Back Propagation Networks

Note that:

1. The output of a neuron in a layer goes to all neurons in the following layer. 2. Each neuron has its own input weights. 3. The weights for the input layer are assumed to be 1 for each input. In other words, input values are not changed. 4. The output of the NN is reached by applying input values to the input layer, passing the output of each neuron to the following layer as input. 5. The Back Propagation NN must have at least an input layer and an output layer. It could have zero or more hidden layers.

Suggested Network for Solving XOR Problem

Principles of training

Practical considerations in implementing the BP Algorithm

Pattern or Batch mode training: In pattern mode, present a single pattern, compute error gradient, then change the network wights accordingly. In batch mode, collect the values of error gradients, over an entire epoch, the change the weights according to the single resultant gradient vector.

Pattern mode training is easier to implement. In this mode, input patterns are shuffled from one epoch to the next, thereby avoid oscillation in weight values and also improves the speed of convergence of algorithm. These two modes are equivalent if the learning rate is kept small.

When to stop training: various criteria-\When absolute value of squared error averaged over one epoch, falls below pre-defined threshold value.

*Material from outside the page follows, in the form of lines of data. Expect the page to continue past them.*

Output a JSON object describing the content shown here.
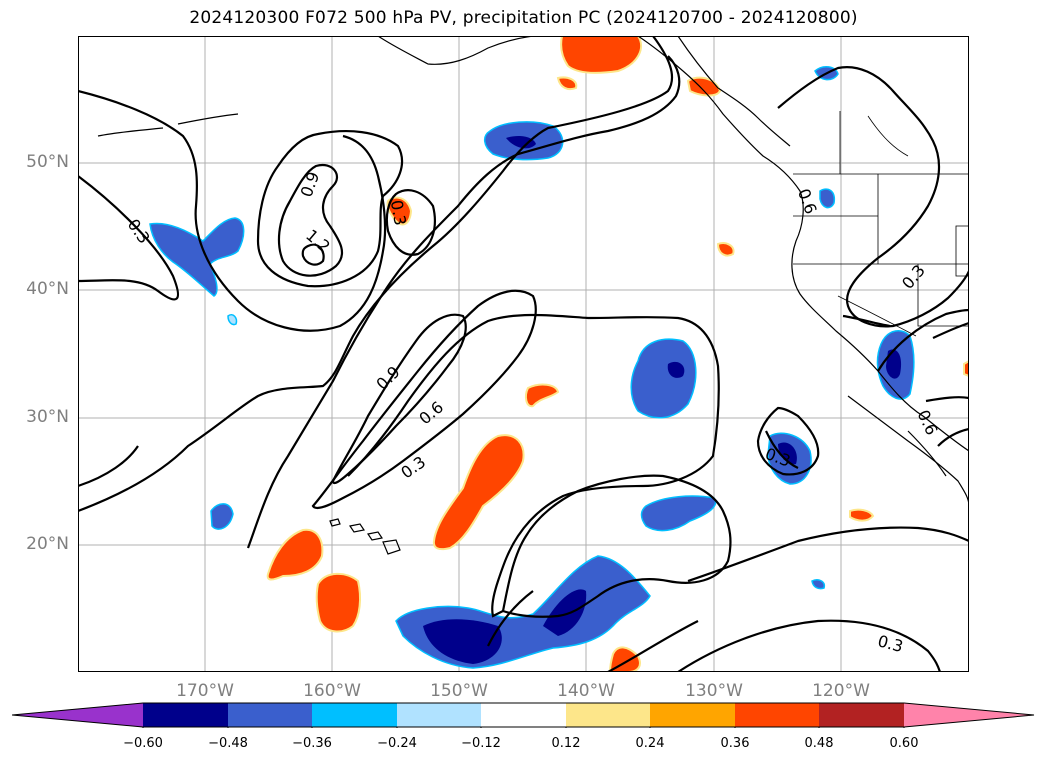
{
  "title": "2024120300 F072 500 hPa PV, precipitation PC (2024120700 - 2024120800)",
  "map": {
    "lat_labels": [
      "50°N",
      "40°N",
      "30°N",
      "20°N"
    ],
    "lon_labels": [
      "170°W",
      "160°W",
      "150°W",
      "140°W",
      "130°W",
      "120°W"
    ],
    "contour_labels": [
      "0.3",
      "0.9",
      "1.2",
      "0.3",
      "0.9",
      "0.6",
      "0.3",
      "0.6",
      "0.3",
      "0.3",
      "0.3",
      "0.6"
    ],
    "gridline_color": "#b0b0b0",
    "contour_color": "#000000"
  },
  "colorbar": {
    "tick_labels": [
      "−0.60",
      "−0.48",
      "−0.36",
      "−0.24",
      "−0.12",
      "0.12",
      "0.24",
      "0.36",
      "0.48",
      "0.60"
    ],
    "colors": [
      "#9932cc",
      "#00008b",
      "#3a5fcd",
      "#00bfff",
      "#b0e2ff",
      "#ffffff",
      "#fde68a",
      "#ffa500",
      "#ff4500",
      "#b22222",
      "#ff83aa"
    ]
  }
}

By computing the absolute rate of change of the mean squared error per epoch.

By checking the value of error gradient, as it shrinks toward zero, wen one approaches a local or global minimum.

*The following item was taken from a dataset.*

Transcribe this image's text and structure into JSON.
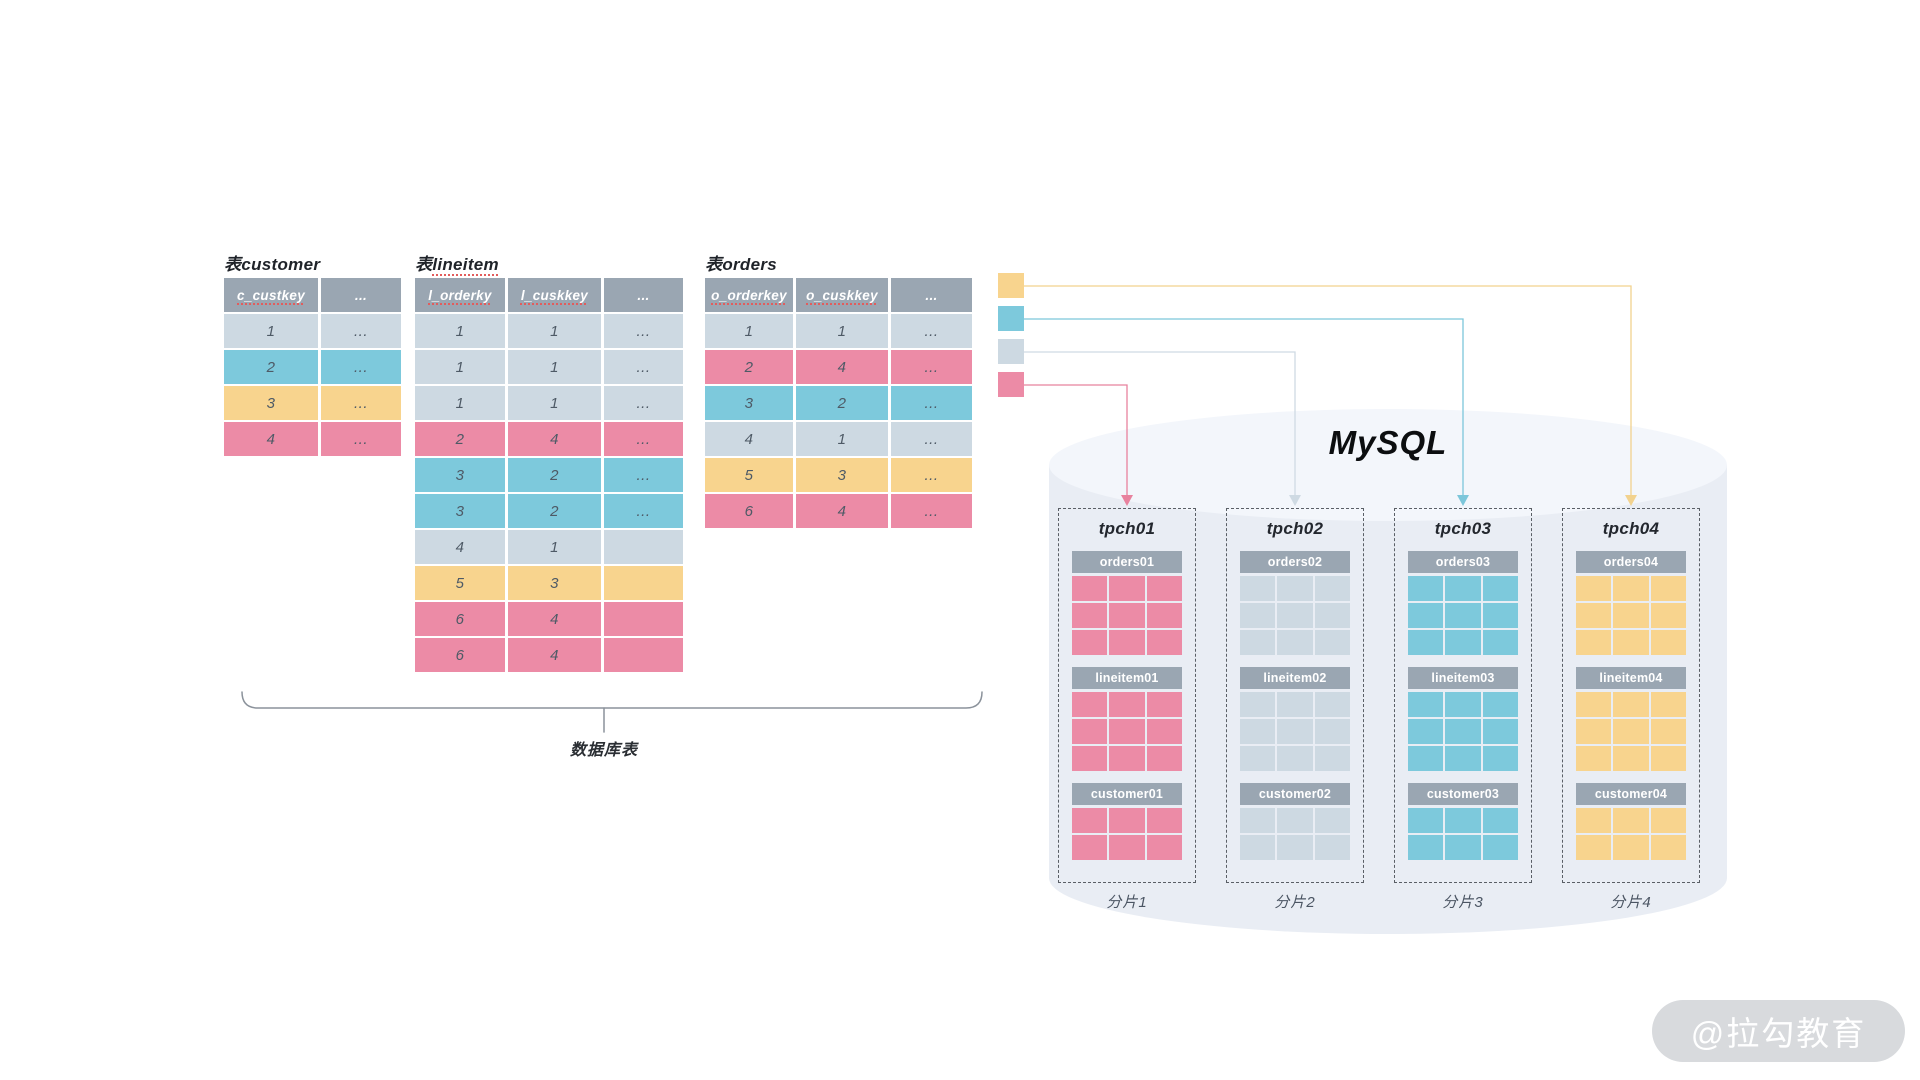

By checking the generalization ability of the network.

Use a bipolar signal function. It can cause a significant speed up in the network convergence.

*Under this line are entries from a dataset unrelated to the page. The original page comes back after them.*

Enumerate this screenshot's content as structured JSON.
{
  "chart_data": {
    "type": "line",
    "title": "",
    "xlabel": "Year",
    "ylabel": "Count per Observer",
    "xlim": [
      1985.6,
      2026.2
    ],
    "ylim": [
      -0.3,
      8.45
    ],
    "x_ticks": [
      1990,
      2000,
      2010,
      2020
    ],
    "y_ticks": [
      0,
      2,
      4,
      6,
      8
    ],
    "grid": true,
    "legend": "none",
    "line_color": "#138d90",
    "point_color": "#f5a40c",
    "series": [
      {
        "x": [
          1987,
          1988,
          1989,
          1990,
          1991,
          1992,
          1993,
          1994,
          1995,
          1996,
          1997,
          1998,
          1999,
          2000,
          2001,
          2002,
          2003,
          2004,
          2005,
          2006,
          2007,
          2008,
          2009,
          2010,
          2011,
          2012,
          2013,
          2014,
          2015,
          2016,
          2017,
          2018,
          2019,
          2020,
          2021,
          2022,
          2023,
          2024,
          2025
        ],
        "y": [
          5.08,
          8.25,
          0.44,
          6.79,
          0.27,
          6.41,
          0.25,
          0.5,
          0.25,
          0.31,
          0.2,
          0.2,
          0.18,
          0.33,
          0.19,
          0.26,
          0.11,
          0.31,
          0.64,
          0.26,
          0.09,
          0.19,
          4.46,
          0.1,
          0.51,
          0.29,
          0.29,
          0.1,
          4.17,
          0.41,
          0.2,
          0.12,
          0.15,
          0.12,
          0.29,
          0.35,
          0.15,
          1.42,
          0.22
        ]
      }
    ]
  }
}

Weight initialization: From some small random values within some interval [-Є, Є].

same values for all weights may lead to 'network paralysis', where the network learns nothing.

Very small range may lead to slow learning in the initial stages.

Incorrect choice of weights may lead to 'network saturation' where weight changes are negligible over consecutive epochs.

Adjust learning rate: small value of learning rate -> convergence guaranteed -> but long training

time Selection of network architecture (no. of layers and no. of neurons per hidden layers): affects generalization and approximation ability of the network.

Network with single hidden layer can approximate any continuous function, but more hidden layers are required for higher accuracy.

The no. of nodes should be large enough to form a decision region as complex as required by the problem.